Scott's role in the proceedings — The Volunteer — is essentially what she and Scanlan played in the classroom, and the resulting stories are dispatched by six African-American actors fielding 22 different roles. The "Sammy Williams of the monologues" (i.e., Paul in A Chorus Line) is Jeffrey, played by Chris Myers, An (Obie-winning) Octoroon. Derrick Baskin of Memphis and The 25th Annual Putnam County Spelling Bee essays the only fictional character in the show, and Ryan Quinn was recruited from Hudson Valley Shakespeare. The rest — Donald Webber, Nicholas Christopher and Daniel J. Watts — all hail from Motown, for which Scanlan was script consultant. Topping their Everyday Rapture title, Scott and Scanlan call this one Whorl Inside a Loop, based on something they learned when they first entered the penal system.

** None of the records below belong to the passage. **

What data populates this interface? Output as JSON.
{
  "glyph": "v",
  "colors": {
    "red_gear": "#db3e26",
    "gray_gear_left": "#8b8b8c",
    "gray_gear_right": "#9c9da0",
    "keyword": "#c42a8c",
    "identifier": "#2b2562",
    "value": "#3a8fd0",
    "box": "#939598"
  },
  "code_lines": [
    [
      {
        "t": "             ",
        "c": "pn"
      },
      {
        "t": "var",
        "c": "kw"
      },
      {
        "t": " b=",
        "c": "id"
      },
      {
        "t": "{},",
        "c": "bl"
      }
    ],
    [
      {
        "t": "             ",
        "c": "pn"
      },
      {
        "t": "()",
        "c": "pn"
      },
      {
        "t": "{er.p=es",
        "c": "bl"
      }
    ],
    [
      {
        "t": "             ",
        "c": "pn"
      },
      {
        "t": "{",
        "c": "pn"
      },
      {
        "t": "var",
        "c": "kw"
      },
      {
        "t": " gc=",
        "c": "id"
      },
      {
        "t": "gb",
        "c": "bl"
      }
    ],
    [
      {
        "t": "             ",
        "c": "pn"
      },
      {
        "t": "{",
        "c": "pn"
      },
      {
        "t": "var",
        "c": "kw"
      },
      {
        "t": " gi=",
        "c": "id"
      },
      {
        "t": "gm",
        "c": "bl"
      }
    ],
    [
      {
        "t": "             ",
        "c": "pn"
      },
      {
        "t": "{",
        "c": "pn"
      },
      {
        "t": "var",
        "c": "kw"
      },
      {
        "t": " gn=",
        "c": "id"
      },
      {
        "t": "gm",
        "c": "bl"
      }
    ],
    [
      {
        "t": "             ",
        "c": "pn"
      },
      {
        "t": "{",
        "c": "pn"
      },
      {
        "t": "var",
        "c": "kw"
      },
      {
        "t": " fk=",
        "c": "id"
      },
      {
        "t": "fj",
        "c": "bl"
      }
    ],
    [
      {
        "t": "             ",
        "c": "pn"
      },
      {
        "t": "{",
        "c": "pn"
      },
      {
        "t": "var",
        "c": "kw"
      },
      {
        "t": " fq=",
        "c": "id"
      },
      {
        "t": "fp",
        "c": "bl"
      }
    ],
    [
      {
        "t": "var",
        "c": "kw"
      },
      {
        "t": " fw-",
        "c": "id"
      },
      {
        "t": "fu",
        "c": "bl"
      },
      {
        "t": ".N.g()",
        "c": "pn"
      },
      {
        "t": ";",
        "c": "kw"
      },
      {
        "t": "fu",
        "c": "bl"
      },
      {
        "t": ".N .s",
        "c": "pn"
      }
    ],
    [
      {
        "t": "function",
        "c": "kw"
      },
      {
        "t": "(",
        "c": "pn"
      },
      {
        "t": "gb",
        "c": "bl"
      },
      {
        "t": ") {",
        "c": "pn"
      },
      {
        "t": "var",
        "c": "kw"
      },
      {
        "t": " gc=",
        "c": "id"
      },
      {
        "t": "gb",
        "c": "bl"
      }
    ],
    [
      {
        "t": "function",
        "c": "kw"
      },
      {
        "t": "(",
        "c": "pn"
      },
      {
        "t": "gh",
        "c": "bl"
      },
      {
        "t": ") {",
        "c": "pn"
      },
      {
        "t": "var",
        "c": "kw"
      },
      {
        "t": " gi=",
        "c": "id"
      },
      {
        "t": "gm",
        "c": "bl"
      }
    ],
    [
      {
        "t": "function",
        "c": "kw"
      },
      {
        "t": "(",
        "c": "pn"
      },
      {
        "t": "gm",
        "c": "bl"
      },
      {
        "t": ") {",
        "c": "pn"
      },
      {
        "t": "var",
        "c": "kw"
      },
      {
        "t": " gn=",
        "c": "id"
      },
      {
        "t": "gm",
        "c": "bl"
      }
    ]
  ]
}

"It's a fingerprinting term," explained Scanlan. "Typically on your finger, you have a whorl and a loop. If you got a whorl inside a loop, that's a peacock eye, and it carries with it a certain set of extreme attributes. It's thought to be the sign of someone with artistic talents — someone who is happily marching to the beat of their own drum."
By any other name, Whorl Inside a Loop is, one assumes, Reflections in a Peacock Eye.